Kepala Humas BPJS Kesehatan Nopi Hidayat kemarin kembali menegaskan, berlakunya tiga perdiyan tidak berarti penja- minan akan pelayanan kesehatan katarak, fisioterapi, dan bayi baru lahir sehat diberhentikan atau dicabut. ”Peraturan itu terbit dimaksudkan untuk mengoptimalkan mutu pelayanan dan efektivitas penjaminan kesehatan,” katanya.
Terkait peraturan yang mengatur rehabilitasi medik atau fisioterapi, jelas Nopi, layanan tersebut tetap dijamin dengan kriteria frekuensi maksimal yang ditetapkan. Di Jawa Timur, 25 RS telah menghentikan layanan fisioterapi bagi pasien BPJS.
”Kami bukan menolak melayani pasien. Tetapi, di dalam lampiran aturan BPJS tersebut, tindakan fisioterapi yang tercantum tidak sesuai dengan standar layanan fisioterapi,” ujar Ketua Pengurus Daerah IFI Jatim Fransisca Xaveria Hargiani. Hal itu, kata dia, dapat berakibat pada tidak adanya perlindungan hukum bagi fisioterapis yang memberikan layanan.
RSUD dr Soedomo Trenggalek salah satu yang ikut menghentikan layanan fisioterapi bagi pasien BPJS. Penyebabnya, RS itu tidak memiliki dokter spesialis rehab medik. Sebelumnya mereka tetap melayani fisioterapi meski aturan baru sudah berlaku karena menganggap masih masa transisi hingga 21 Desember.
”Setelah berkoordinasi lebih lanjut, ternyata jika tidak memiliki tenaga spesialis rehab medik, layanan tersebut tidak bisa diklaimkan ke BPJS,” ungkap dr Saeroni, direktur RSUD dr Soedomo, kepada Jawa Pos Radar Tulungagung kemarin.

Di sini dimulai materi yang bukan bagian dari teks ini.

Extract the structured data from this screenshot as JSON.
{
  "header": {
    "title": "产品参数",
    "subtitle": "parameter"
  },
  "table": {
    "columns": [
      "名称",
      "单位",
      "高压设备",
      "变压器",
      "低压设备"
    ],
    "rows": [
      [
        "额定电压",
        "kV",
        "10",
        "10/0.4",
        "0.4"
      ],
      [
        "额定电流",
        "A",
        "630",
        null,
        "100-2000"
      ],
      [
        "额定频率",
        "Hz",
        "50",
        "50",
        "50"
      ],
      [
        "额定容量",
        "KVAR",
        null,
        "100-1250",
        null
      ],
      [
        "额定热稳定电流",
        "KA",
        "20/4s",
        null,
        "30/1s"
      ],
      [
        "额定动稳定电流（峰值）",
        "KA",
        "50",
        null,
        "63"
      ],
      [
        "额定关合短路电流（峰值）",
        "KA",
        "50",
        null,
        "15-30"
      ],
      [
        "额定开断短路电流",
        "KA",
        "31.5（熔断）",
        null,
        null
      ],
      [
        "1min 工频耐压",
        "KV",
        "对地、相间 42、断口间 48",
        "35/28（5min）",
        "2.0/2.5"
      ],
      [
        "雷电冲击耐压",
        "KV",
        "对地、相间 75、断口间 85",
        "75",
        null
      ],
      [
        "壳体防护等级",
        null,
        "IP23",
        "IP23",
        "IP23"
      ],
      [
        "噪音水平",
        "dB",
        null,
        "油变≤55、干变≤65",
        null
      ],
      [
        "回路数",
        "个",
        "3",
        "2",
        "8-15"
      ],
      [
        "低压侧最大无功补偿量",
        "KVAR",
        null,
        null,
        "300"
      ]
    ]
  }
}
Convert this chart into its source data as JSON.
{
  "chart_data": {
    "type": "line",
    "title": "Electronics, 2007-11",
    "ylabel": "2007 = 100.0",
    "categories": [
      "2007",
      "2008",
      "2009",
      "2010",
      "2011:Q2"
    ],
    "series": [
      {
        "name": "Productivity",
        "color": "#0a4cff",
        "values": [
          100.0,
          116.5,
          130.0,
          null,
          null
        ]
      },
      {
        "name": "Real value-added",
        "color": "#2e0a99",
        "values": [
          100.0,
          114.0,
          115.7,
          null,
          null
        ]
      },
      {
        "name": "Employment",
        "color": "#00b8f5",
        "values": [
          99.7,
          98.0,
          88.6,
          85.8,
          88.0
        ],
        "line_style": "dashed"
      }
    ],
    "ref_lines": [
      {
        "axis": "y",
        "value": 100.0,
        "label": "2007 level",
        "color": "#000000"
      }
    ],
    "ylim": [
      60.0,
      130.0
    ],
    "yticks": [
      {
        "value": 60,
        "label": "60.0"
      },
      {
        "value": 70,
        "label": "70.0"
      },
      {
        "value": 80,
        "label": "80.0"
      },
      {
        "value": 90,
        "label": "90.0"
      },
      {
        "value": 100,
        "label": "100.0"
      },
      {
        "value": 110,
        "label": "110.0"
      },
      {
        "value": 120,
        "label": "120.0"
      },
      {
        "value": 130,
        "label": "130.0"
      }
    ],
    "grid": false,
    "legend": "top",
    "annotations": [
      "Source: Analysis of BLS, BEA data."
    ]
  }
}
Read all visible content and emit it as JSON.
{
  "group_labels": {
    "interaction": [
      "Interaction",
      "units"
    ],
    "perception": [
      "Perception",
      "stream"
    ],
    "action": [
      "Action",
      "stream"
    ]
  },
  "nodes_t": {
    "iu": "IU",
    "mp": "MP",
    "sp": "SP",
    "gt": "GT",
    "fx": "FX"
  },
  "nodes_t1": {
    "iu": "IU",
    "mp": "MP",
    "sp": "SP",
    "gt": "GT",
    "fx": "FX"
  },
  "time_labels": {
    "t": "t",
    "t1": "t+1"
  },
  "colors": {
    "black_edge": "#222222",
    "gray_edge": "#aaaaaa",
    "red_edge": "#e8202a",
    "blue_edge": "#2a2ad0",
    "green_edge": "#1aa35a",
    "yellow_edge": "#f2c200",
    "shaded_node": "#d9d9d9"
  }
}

Menurut Saeroni, di RSUD Trenggalek, setiap hari rata-rata ada 20 pasien BPJS yang membutuhkan fisioterapi. Mereka terpaksa disarankan membayar sendiri. Biayanya Rp 45 ribu sekali fisioterapi. ”Kalau yang SKTM atau umum masih bisa dilayani,” ujar dia.
Gugat Presiden Sementara itu, pasangan Edy Haryadi dan Yuni Tanjung alias Yuniarti kemarin mendaftarkan gugatan ke Pengadilan Negeri Jakarta Selatan (PN Jaksel). Yuniarti merupakan penyandang kanker payudara. Pendaftaran gugatan itu terkait dengan penghapusan obat kanker Trastuzumab oleh BPJS Kesehatan. ”Pendaftaran gugatan ditujukan ke presiden, menteri kesehatan, direktur utama BPJS (Kesehatan), dan dewan pertimbangan klinis,” kata Edy kemarin.

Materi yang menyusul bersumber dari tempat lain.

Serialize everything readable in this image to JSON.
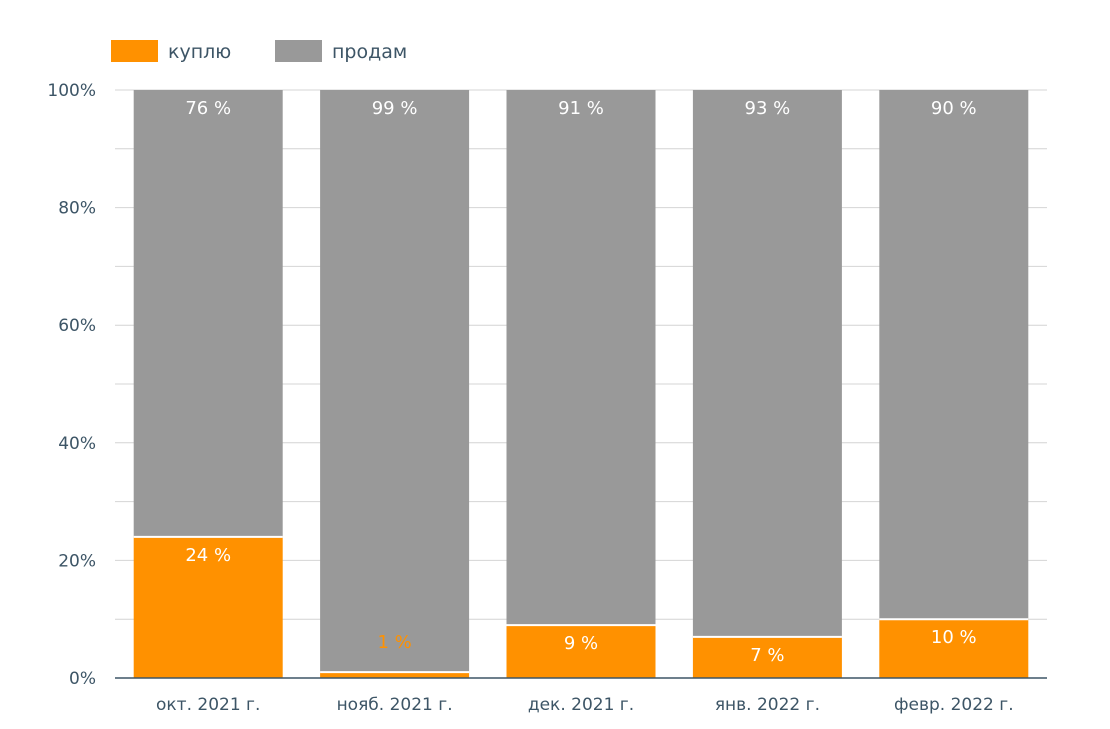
{
  "chart_data": {
    "type": "bar",
    "stacked": true,
    "categories": [
      "окт. 2021 г.",
      "нояб. 2021 г.",
      "дек. 2021 г.",
      "янв. 2022 г.",
      "февр. 2022 г."
    ],
    "series": [
      {
        "name": "куплю",
        "values": [
          24,
          1,
          9,
          7,
          10
        ],
        "labels": [
          "24 %",
          "1 %",
          "9 %",
          "7 %",
          "10 %"
        ],
        "color": "#ff9100"
      },
      {
        "name": "продам",
        "values": [
          76,
          99,
          91,
          93,
          90
        ],
        "labels": [
          "76 %",
          "99 %",
          "91 %",
          "93 %",
          "90 %"
        ],
        "color": "#999999"
      }
    ],
    "ylim": [
      0,
      100
    ],
    "yticks": [
      "0%",
      "20%",
      "40%",
      "60%",
      "80%",
      "100%"
    ],
    "grid": true,
    "legend_position": "top-left"
  }
}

Sebelumnya mereka melakukan somasi pekan lalu. Namun, tak ada tanggapan dari BPJS Kesehatan. Obat kanker Trastuzumab tidak lagi bisa diklaimkan BPJS Kesehatan sejak 1 April lalu. ”Trastuzumab itu sangat penting untuk memperpanjang kehidupan penderita kanker payudara HER2 positif,” ungkapnya.
Gugatan Yuniarti terdaftar di PN Jaksel dengan nomor perkara 552/ Pdt.G/2018/PN Jkt Selatan tertanggal 27 Juli 2018. Cara itu dilakukan lantaran seluruh upaya yang ditempuh menemui jalan buntu.